Diethylene glycol dibenzoate (DEGDB) is a novel environmentally friendly plasticizer. However, toxicological studies on DEGDB remain limited, and its potential harmful effects on the malignant progression of glioblastoma are still unclear. Further systematic evaluation of its toxicity is warranted. The network toxicology, machine learning algorithm and molecular docking techniques were used to study the toxicological mechanisms of DEGDB-induced glioblastoma multiforme (GBM). The five core targets (CEBPB, CNR1, FASN, NPY and SCD) were screened out by ChEMBL, PubChem, SwissADME, CTD, STRING, TCGA and GTEx databases. GO and KEGG pathway enrichment analyses suggested that DEGDB could affect cancer and immune related pathways. The multi-level evidence for core genes was provided in GBM as potential molecular biomarkers.

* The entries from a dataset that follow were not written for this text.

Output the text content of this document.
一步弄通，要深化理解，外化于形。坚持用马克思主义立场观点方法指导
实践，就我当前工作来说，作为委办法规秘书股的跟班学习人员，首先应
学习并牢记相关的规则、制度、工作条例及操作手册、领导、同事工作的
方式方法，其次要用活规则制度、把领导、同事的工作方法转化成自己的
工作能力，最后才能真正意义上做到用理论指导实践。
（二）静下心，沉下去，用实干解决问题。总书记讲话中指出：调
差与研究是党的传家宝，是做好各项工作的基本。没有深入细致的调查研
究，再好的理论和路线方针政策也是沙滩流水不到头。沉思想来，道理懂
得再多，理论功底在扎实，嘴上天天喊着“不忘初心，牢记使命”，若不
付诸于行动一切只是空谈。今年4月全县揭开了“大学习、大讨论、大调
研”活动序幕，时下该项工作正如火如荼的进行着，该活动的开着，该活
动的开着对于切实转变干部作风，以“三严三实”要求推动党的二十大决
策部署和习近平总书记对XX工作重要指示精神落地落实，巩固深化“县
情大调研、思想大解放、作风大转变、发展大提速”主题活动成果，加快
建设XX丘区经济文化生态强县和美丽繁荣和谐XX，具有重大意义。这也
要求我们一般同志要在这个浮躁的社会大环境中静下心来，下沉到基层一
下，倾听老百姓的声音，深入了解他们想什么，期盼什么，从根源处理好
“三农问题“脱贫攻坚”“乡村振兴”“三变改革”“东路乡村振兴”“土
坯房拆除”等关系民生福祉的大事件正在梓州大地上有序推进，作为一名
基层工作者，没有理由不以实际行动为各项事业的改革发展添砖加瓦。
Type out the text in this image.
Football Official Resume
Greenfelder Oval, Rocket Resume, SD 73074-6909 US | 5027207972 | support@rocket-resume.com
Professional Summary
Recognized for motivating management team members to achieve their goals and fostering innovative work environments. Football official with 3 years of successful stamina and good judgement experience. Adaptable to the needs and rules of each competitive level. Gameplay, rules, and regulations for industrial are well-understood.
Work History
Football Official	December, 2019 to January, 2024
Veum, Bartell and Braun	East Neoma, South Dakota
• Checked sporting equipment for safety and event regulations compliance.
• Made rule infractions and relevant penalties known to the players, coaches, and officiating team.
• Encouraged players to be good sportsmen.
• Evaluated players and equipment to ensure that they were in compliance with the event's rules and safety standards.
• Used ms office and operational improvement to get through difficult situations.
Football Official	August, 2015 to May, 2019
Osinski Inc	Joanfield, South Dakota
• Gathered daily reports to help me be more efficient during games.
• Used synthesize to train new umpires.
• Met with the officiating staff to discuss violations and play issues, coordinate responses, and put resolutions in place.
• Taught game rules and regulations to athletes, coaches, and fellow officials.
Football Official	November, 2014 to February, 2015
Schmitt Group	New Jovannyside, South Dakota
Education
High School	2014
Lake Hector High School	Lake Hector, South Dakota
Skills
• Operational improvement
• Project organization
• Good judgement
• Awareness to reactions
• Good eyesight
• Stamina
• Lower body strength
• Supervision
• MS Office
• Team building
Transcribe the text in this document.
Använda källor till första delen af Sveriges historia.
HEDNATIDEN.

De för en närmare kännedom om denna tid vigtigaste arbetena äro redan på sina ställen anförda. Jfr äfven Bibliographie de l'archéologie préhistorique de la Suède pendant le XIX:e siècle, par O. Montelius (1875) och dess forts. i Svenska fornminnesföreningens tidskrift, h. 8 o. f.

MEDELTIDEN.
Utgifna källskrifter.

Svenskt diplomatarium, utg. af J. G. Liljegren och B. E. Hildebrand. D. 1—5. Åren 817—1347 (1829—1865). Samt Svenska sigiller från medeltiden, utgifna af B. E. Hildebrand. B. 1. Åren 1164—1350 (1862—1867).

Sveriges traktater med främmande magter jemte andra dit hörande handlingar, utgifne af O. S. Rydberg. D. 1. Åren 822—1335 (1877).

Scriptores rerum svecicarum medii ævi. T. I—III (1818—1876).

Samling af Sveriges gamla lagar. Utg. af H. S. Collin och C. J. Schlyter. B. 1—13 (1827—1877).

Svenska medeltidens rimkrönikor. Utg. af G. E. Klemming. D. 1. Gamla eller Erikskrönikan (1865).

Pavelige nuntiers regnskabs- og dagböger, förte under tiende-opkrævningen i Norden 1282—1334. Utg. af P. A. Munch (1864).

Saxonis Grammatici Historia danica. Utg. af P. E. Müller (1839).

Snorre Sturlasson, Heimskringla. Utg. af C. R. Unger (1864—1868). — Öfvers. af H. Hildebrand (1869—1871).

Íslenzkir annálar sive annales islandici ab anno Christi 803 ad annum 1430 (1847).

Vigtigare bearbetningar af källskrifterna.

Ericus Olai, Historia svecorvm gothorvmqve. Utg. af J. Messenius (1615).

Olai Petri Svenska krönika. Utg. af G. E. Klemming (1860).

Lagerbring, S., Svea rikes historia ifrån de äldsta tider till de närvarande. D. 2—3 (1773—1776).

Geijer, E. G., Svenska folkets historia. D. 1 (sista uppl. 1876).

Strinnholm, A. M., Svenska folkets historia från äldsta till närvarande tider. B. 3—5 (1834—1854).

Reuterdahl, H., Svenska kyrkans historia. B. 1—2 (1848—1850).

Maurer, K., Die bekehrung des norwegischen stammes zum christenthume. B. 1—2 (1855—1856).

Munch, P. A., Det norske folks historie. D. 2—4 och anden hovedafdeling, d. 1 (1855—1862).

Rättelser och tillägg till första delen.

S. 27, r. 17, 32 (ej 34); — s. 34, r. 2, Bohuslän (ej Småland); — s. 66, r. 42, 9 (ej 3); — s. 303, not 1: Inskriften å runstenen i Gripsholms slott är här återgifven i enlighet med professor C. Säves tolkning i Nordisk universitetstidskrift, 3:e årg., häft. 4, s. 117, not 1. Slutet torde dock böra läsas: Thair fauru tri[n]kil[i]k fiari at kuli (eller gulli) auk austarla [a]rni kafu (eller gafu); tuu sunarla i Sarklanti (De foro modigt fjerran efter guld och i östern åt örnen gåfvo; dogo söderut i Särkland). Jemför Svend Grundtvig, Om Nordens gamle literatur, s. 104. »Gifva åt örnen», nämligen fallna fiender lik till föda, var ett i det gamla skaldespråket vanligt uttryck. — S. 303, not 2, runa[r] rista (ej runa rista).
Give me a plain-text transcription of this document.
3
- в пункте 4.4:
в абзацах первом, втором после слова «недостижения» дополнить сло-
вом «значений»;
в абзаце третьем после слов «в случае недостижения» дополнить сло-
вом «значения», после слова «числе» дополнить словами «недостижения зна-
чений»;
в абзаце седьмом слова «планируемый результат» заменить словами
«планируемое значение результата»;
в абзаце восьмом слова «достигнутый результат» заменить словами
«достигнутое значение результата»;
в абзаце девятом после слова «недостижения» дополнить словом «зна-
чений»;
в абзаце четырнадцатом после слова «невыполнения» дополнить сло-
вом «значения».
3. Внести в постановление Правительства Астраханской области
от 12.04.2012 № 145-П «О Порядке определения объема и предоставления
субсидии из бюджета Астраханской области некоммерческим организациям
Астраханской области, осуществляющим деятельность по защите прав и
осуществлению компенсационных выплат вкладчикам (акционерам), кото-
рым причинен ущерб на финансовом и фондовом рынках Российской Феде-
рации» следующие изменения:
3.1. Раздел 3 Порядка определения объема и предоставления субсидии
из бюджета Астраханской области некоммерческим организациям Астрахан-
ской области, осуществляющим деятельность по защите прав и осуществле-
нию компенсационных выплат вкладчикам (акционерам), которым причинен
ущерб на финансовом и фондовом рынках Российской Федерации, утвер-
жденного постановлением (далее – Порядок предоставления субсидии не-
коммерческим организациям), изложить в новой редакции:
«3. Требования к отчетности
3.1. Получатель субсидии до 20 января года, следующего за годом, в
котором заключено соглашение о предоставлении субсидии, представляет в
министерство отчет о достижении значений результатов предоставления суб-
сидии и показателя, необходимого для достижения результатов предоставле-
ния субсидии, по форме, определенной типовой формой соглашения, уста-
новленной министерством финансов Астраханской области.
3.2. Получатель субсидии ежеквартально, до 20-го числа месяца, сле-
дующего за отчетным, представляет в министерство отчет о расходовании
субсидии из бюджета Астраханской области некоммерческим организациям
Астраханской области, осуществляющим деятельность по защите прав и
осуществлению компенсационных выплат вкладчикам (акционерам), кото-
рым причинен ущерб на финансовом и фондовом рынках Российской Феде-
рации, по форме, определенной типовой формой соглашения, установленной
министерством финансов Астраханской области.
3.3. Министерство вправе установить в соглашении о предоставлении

The TCGA, GEPIA, UALCAN, KM plotter, and TIMER databases were used to evaluate the prognosis of five core targets in GBM. The expression of CEBPB, SCD and age were shown as independent prognostic factors in GBM progression. The expression level of five core genes were significantly associated with the immune microenvironment. Molecular docking technology confirmed the strong binding affinity of DEGDB with five core targets. Moreover, DEGDB could stimulate proliferation on GBM cells, and significantly affect the protein expression levels of CEBPB and SCD. To sum up, DEGDB may accelerate the malignant progression of GBM by regulating cell proliferation, fatty acid metabolism, and immune response. These studies will provide a theoretical basis for preventing malignant diseases progression and for evaluating the related health risk strategies of novel plasticizers.